Germany mulls looser COVID restrictions even as cases rise
February 2, 2022Germany on Wednesday registered 208,498 new coronavirus infections within 24 hours, a record high since the COVID pandemic began some two years ago.
Experts say that the real number of infections could be considerably higher, with many cases going unreported partly owing to shortfalls in testing capacity in many places. A number of cities and districts have also been reporting difficulties in passing on statistics to the public health agency, the Robert Koch Institute (RKI), in the past few days.
Another milestone was reached on Wednesday, with the total number of reported infections since the pandemic began passing the 10 million mark. Altogether 10,186,644 infections were reported.
And the seven-day rolling incidence rate also hit a new high at 1227.5 cases per 100,000 people. That compares with 1206.2 on Tuesday and 940.6 a week ago. Last month, the incidence was just 222.7.
Despite the rise in infections, however, death and hospitalization rates remain relatively stable.
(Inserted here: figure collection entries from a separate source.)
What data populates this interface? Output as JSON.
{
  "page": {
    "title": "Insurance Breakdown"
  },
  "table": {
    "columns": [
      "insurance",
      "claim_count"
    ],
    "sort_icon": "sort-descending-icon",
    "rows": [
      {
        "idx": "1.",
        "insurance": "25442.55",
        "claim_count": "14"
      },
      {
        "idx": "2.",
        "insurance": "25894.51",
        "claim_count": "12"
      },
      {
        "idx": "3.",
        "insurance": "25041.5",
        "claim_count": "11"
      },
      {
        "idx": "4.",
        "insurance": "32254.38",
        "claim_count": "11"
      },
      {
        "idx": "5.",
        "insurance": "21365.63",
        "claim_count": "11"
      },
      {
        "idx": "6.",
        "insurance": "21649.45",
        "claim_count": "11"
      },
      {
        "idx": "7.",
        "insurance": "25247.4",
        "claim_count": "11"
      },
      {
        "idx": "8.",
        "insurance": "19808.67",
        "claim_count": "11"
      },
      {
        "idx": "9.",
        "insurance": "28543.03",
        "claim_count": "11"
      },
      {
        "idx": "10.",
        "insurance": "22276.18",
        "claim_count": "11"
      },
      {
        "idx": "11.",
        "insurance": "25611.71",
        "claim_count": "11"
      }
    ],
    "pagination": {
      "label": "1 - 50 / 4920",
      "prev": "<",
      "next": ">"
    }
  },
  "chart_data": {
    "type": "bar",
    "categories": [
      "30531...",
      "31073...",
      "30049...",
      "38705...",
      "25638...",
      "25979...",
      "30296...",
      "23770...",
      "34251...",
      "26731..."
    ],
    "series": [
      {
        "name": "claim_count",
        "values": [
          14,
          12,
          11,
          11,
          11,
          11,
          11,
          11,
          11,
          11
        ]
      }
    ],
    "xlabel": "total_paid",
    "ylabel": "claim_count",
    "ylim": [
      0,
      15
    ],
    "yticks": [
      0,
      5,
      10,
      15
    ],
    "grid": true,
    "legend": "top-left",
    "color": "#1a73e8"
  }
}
The RKI reported 196 deaths on Wednesday, compared with 166 a week ago, while the seven-day rate of people hospitalized with a COVID infection was put at 4.59 per 100,000 per week on Tuesday (Monday's rate was 4.64).
Calls for relaxation
In view of this stability, more voices are being raised calling for concrete plans to exit restrictions.
Justice Minister Marco Buschmann has suggested that many measures to curb the spread of COVID-19 could be lifted in March if case numbers sank from mid-February as predicted by the RKI.
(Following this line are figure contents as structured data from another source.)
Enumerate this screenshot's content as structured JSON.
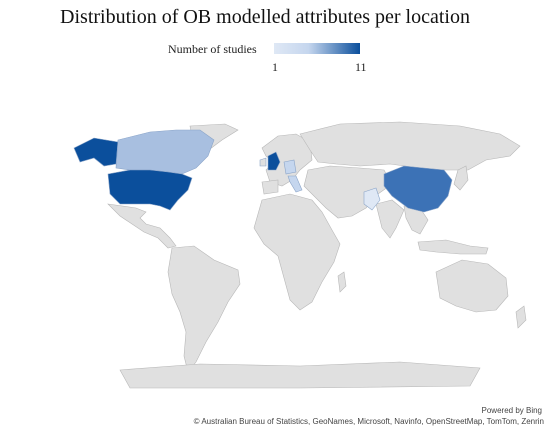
{
  "title": "Distribution of OB modelled attributes per location",
  "legend": {
    "label": "Number of studies",
    "min": "1",
    "max": "11",
    "low_color": "#dfe8f5",
    "high_color": "#0b4f9c"
  },
  "map_data": {
    "type": "choropleth",
    "base_color": "#e0e0e0",
    "border_color": "#b8b8b8",
    "highlighted_regions": [
      {
        "region": "United States",
        "level": "11"
      },
      {
        "region": "United Kingdom",
        "level": "11"
      },
      {
        "region": "China",
        "level": "high"
      },
      {
        "region": "Canada",
        "level": "low"
      },
      {
        "region": "Germany",
        "level": "low"
      },
      {
        "region": "Italy",
        "level": "low"
      },
      {
        "region": "Pakistan",
        "level": "1"
      }
    ]
  },
  "footer": {
    "powered_by": "Powered by Bing",
    "attribution": "© Australian Bureau of Statistics, GeoNames, Microsoft, Navinfo, OpenStreetMap, TomTom, Zenrin"
  }
}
In an interview with the daily Rheinische Post, Buschmann said that such relaxations of restrictions would come only if "we are not suddenly faced with new variants of the virus that completely change the situation again."
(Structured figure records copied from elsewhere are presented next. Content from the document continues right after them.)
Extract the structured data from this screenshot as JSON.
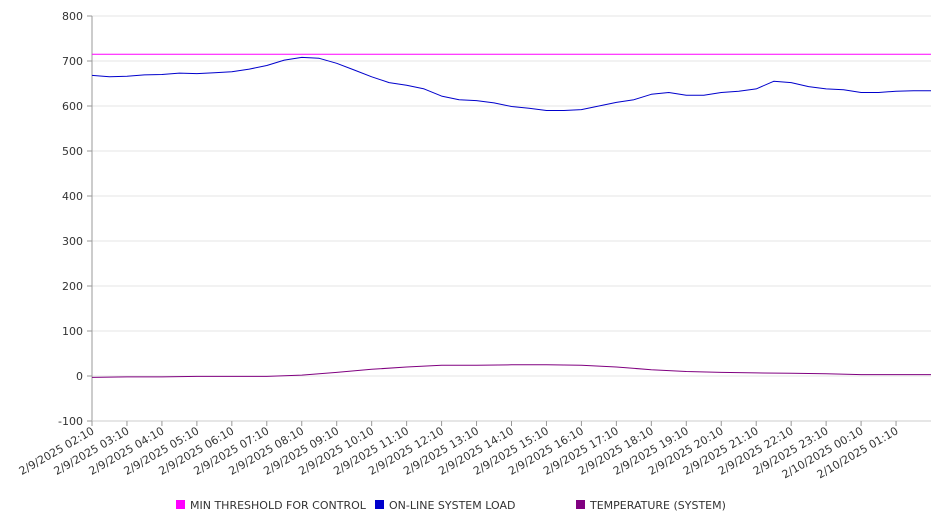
{
  "chart_data": {
    "type": "line",
    "y_ticks": [
      "800",
      "700",
      "600",
      "500",
      "400",
      "300",
      "200",
      "100",
      "0",
      "-100"
    ],
    "ylim": [
      -100,
      800
    ],
    "grid": true,
    "legend_position": "bottom",
    "x_tick_labels": [
      "2/9/2025 02:10",
      "2/9/2025 03:10",
      "2/9/2025 04:10",
      "2/9/2025 05:10",
      "2/9/2025 06:10",
      "2/9/2025 07:10",
      "2/9/2025 08:10",
      "2/9/2025 09:10",
      "2/9/2025 10:10",
      "2/9/2025 11:10",
      "2/9/2025 12:10",
      "2/9/2025 13:10",
      "2/9/2025 14:10",
      "2/9/2025 15:10",
      "2/9/2025 16:10",
      "2/9/2025 17:10",
      "2/9/2025 18:10",
      "2/9/2025 19:10",
      "2/9/2025 20:10",
      "2/9/2025 21:10",
      "2/9/2025 22:10",
      "2/9/2025 23:10",
      "2/10/2025 00:10",
      "2/10/2025 01:10"
    ],
    "x_range": [
      "2/9/2025 02:10",
      "2/10/2025 02:10"
    ],
    "series": [
      {
        "name": "MIN THRESHOLD FOR CONTROL",
        "color": "#ff00ff",
        "x": [
          "2/9/2025 02:10",
          "2/10/2025 02:10"
        ],
        "values": [
          715,
          715
        ]
      },
      {
        "name": "ON-LINE SYSTEM LOAD",
        "color": "#0000cc",
        "x": [
          "2/9/2025 02:10",
          "2/9/2025 02:40",
          "2/9/2025 03:10",
          "2/9/2025 03:40",
          "2/9/2025 04:10",
          "2/9/2025 04:40",
          "2/9/2025 05:10",
          "2/9/2025 05:40",
          "2/9/2025 06:10",
          "2/9/2025 06:40",
          "2/9/2025 07:10",
          "2/9/2025 07:40",
          "2/9/2025 08:10",
          "2/9/2025 08:40",
          "2/9/2025 09:10",
          "2/9/2025 09:40",
          "2/9/2025 10:10",
          "2/9/2025 10:40",
          "2/9/2025 11:10",
          "2/9/2025 11:40",
          "2/9/2025 12:10",
          "2/9/2025 12:40",
          "2/9/2025 13:10",
          "2/9/2025 13:40",
          "2/9/2025 14:10",
          "2/9/2025 14:40",
          "2/9/2025 15:10",
          "2/9/2025 15:40",
          "2/9/2025 16:10",
          "2/9/2025 16:40",
          "2/9/2025 17:10",
          "2/9/2025 17:40",
          "2/9/2025 18:10",
          "2/9/2025 18:40",
          "2/9/2025 19:10",
          "2/9/2025 19:40",
          "2/9/2025 20:10",
          "2/9/2025 20:40",
          "2/9/2025 21:10",
          "2/9/2025 21:40",
          "2/9/2025 22:10",
          "2/9/2025 22:40",
          "2/9/2025 23:10",
          "2/9/2025 23:40",
          "2/10/2025 00:10",
          "2/10/2025 00:40",
          "2/10/2025 01:10",
          "2/10/2025 01:40",
          "2/10/2025 02:10"
        ],
        "values": [
          668,
          665,
          666,
          669,
          670,
          673,
          672,
          674,
          676,
          682,
          690,
          702,
          708,
          706,
          695,
          680,
          665,
          652,
          646,
          638,
          622,
          614,
          612,
          607,
          599,
          595,
          590,
          590,
          592,
          600,
          608,
          614,
          626,
          630,
          624,
          624,
          630,
          633,
          638,
          655,
          652,
          643,
          638,
          636,
          630,
          630,
          633,
          634,
          634
        ]
      },
      {
        "name": "TEMPERATURE (SYSTEM)",
        "color": "#800080",
        "x": [
          "2/9/2025 02:10",
          "2/9/2025 03:10",
          "2/9/2025 04:10",
          "2/9/2025 05:10",
          "2/9/2025 06:10",
          "2/9/2025 07:10",
          "2/9/2025 08:10",
          "2/9/2025 09:10",
          "2/9/2025 10:10",
          "2/9/2025 11:10",
          "2/9/2025 12:10",
          "2/9/2025 13:10",
          "2/9/2025 14:10",
          "2/9/2025 15:10",
          "2/9/2025 16:10",
          "2/9/2025 17:10",
          "2/9/2025 18:10",
          "2/9/2025 19:10",
          "2/9/2025 20:10",
          "2/9/2025 21:10",
          "2/9/2025 22:10",
          "2/9/2025 23:10",
          "2/10/2025 00:10",
          "2/10/2025 01:10",
          "2/10/2025 02:10"
        ],
        "values": [
          -3,
          -2,
          -2,
          -1,
          -1,
          -1,
          2,
          8,
          15,
          20,
          24,
          24,
          25,
          25,
          24,
          20,
          14,
          10,
          8,
          7,
          6,
          5,
          3,
          3,
          3
        ]
      }
    ]
  }
}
He said the current rule in some German states at shops deemed nonessential that customers need to produce proof that they are vaccinated or have recently recovered from an infection to gain entry — the so-called 2G rule — could one of those to be reassessed.
"If a measure is not suitable or necessary, it must be dropped," he said.
Buschmann's remarks come two weeks before Chancellor Olaf Scholz and the leaders of the 16 German states are to meet to discuss pandemic strategies on February 16. At the last such meeting on January 24, it was decided that plans for exiting the restrictions should be when it is certain that Germany's health care system would not be overwhelmed.
Cautionary voices
There are, however, a number of voices warning against dropping coronavirus restrictions in the near future.
Speaking to the same newspaper, the head of the German Hospital Association (DKG), Gerald Gass, said that although it was right to discuss looser restrictions, they should come only when the peak of the omicron wave has passed and it was clear that hospitals were not overstretched. "It looks good at the moment," he said.
Leading virologist Christian Drosten from Berlin's Charite hospital also said that it was too soon to give an all-clear signal in Germany, largely because of the relatively low vaccination rate in the country.
In his regular podcast on issues related to the pandemic, Drosten said on Tuesday that the "ideal immunization" was with three doses of vaccine, which, he said, would allow people to become infected one or more times without suffering severe illness.
Those who have been through this would then be immune for years and not suffer reinfection, he said. He warned that unvaccinated people who are infected by one of the omicron variants would not generate the same kind of reliable immunity.
Drosten also voiced the opinion that the Easter holidays could be decisive in braking the pandemic, as schools are centers of infection.
The incidence among 5-14-year-olds is currently almost three times higher than the reported national average, while for the over 60s and over 80s it is more than three times lower.
The discussion on relaxing curbs in Germany has gained momentum following neighboring Denmark's decision to drop restrictions. But Drosten said the two countries could not be properly compared, as Denmark has a far higher vaccination rate than Germany.